Conclusion: While it is not quite at our price, natural gas is broken from a quantitative perspective and negative fundamentals continue to build and loom.
While I was out on vacation last week, the research machine at Hedgeye continued to grind forward. Our Energy Sector Head (who is launching next month) Lou Gagliardi, continued to hit the team with updates from the global oil patch. Lou forgets more about the energy industry in a day than most of us will ever know, so his thoughts are always insightful and worth reading. I’ve borrowed from his notes to outline our key negative fundamental case for natural gas in the report below. In summary, the bearish case is threefold: growing inventory, accelerating production, and likelihood of a future step down in future demand.
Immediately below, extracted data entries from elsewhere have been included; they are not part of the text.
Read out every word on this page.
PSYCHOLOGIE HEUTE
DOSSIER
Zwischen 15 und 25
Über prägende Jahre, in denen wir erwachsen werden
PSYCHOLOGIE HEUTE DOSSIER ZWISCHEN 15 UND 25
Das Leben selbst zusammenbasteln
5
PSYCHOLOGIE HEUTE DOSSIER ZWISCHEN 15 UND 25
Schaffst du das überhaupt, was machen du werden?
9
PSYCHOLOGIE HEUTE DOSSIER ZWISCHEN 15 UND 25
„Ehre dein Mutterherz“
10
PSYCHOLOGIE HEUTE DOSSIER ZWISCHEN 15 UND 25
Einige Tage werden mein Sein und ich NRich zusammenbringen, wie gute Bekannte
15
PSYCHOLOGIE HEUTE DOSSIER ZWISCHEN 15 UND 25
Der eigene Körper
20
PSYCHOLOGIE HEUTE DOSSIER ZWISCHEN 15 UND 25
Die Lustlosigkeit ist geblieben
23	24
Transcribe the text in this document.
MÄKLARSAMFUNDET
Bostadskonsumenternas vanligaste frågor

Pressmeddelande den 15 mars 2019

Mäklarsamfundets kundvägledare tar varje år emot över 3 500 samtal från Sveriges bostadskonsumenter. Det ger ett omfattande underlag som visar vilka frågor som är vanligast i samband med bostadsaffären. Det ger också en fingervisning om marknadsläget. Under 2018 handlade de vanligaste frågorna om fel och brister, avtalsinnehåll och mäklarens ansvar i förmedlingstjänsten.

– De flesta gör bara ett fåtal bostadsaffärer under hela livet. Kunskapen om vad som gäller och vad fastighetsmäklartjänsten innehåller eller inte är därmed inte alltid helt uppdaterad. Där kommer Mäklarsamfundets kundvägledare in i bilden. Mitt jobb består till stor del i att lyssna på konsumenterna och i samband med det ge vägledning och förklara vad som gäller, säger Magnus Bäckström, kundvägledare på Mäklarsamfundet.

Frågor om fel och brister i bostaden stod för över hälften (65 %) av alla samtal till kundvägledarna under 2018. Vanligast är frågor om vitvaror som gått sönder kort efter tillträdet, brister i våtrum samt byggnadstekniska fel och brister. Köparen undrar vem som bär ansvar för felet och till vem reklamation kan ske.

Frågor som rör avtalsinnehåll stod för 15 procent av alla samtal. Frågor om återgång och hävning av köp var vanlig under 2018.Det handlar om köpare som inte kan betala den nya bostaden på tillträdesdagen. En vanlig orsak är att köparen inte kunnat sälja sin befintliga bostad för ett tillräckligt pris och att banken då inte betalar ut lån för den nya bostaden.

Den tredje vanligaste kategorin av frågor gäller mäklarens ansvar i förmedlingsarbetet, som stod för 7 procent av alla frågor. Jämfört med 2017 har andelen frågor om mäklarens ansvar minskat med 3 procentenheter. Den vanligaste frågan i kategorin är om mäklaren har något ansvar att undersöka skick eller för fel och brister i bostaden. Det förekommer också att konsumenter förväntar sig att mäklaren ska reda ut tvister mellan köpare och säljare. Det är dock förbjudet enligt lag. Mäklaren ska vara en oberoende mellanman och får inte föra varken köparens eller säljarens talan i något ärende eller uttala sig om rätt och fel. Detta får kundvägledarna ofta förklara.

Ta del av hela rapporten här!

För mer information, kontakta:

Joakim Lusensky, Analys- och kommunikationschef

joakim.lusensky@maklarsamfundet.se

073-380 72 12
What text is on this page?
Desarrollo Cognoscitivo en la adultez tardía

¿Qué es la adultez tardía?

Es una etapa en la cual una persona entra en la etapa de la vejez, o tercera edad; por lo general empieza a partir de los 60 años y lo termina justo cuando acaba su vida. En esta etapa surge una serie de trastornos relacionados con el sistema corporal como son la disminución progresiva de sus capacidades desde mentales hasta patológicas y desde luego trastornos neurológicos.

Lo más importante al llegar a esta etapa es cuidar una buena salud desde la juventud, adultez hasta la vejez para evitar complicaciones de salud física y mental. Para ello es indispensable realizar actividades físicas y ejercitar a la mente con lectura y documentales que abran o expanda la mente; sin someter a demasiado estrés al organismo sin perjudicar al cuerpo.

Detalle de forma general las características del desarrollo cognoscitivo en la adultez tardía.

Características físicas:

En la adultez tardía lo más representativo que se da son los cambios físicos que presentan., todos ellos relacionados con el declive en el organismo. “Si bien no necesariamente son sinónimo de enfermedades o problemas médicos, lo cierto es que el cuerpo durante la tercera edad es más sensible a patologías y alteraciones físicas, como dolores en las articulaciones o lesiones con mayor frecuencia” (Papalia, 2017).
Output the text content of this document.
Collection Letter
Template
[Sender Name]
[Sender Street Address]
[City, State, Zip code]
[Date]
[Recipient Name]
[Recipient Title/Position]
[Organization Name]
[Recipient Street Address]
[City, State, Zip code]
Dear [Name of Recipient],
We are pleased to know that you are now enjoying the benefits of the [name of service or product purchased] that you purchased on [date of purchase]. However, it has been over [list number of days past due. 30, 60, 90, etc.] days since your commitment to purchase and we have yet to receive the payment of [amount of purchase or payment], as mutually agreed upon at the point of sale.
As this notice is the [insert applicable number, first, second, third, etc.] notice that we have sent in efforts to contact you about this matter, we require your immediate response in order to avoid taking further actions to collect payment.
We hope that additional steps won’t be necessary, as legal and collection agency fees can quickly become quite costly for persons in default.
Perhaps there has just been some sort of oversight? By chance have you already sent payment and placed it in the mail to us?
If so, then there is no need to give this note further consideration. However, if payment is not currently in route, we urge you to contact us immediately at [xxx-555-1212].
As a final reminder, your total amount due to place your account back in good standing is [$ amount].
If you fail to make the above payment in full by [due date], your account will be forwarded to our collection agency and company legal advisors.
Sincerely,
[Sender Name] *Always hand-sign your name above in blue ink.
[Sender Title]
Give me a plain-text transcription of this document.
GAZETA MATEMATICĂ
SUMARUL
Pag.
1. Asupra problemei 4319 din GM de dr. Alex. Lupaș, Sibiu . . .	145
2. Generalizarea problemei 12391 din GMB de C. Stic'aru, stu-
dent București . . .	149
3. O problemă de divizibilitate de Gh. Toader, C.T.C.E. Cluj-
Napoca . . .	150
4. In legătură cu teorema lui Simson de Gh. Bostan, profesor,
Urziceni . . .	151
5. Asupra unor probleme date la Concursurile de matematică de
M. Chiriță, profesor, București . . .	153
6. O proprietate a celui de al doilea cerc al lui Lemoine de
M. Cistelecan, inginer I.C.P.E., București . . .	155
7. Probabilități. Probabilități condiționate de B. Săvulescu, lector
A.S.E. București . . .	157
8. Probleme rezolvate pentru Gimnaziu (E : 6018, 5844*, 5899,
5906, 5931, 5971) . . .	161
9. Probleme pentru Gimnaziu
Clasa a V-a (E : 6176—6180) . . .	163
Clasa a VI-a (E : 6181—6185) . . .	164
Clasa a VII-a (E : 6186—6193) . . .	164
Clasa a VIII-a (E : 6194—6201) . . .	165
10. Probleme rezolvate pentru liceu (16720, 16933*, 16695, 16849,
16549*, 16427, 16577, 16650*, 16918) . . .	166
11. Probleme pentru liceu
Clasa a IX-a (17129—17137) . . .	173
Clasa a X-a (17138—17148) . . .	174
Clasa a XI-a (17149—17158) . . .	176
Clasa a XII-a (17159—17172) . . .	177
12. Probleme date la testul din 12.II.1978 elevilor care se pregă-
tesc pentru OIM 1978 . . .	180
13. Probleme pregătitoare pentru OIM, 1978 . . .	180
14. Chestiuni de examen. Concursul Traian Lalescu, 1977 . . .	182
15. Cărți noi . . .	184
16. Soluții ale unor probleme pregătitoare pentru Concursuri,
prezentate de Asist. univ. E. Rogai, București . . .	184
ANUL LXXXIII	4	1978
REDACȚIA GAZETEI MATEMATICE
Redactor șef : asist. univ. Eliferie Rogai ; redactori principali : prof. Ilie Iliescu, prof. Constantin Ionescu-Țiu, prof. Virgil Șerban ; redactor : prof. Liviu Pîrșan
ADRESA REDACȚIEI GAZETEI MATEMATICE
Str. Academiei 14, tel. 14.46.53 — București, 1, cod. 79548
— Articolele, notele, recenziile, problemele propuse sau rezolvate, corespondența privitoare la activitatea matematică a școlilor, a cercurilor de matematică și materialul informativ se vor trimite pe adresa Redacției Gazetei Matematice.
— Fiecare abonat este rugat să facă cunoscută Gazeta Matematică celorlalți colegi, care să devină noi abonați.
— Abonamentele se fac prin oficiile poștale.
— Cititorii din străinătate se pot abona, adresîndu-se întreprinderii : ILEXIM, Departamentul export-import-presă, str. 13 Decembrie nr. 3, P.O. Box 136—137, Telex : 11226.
Production – Over the past five years in the United States the advancement of drilling technology has allowed domestic gas producers to dramatically ramp up production due to the ability to access more diverse natural gas basins, in particular shale areas. As a result of this advancement in technology, we have seen a step up in the amount of natural gas produced in the domestic United States. Both 2008 and 2009 showed domestic production levels of north of 20 million Mcf for the full year. The last time we saw this type of production was in 1974! As a result of technology and massive shale development, we are in a new paradigm of natural gas production in the U.S., which will serve to keep a lid on the upside to the price of the commodity. We have highlighted this point in the chart immediately below, which shows monthly production going back to 1997.
Looking forward production growth is also poised to accelerate in the U.S. based on rig count. Since March 5, 2010, rig count has been growing on a year-over-year basis. In fact, since the second week of July, rig count in the U.S. has been up more than 40% versus last year every week and currently there are 985 natural gas rigs operating in the U.S. The more drilling that occurs, the more that future production will grow.
Inventory – Natural gas stocks closed this week at 3,012 Bcf, which surpassed the 3,000 Bcf mark for the first time since January 1, 2010. While we are heading into the period in which there are seasonal builds of natural gas, storage levels remain at the high end of their 5-year range. The five year maximum for the most recently reported week is 3,142 Bcf, the five year minimum is 2,816, and the average for that period is 2,816. Currently, inventory in the U.S. is sitting at 7% above its 5-year average, and just 4% below the maximum.
The maximum levels of natural gas in storage occurred last year. In fact, on August 31, 2009, natural gas hit a record for August of 3,352 Bcf in storage, but currently levels are slowly inching towards those levels. Interestingly, despite the fact the inventory levels are nearing 2009 record levels and production is poised to accelerate given rig activity, the price of natural gas is well above levels of 2009. In fact, the September 2010 contract is currently priced about 49% higher than the expiration price of $2.84/MMBtu for the September 2009 contract.
Demand – Given that natural gas is a domestic based commodity, it is primarily driven by economic growth within the United States (and also coal prices which lead to switching in power plants). As we have aggressively been articulating, we believe the U.S. economy is poised to slow sequentially, which will be negative for energy consumption. Slow growth in the U.S. has a negative impact on natural gas price. In fact, as we wrote on August 11th, 2010:
“We also took a quick look at the returns of natural gas, the commodity which is priced domestically and most directly impacted by U.S. economic growth. Not surprisingly, the results were very similar. For this analysis we were only able to look at the past 10-years of data, but in the four years with the highest GDP growth in that period the average year-over-year price gain for natural gas was +16.8%, while in the four years with the lowest GDP growth prices declined an average of (-3.4%) year-over-year.”
The statistic above is likely not surprising given that more than 1/3rd of natural gas use in the United States is used for industrial purposes, which are highly dependent on economic growth.
In the chart below, we’ve highlighted a price chart of natural gas with its TREND line at $4.49 as of the open today. While we aren’t short currently, given the negative fundamental backdrop and bearish quantitative set up, we will likely be looking to short at, or around, that level.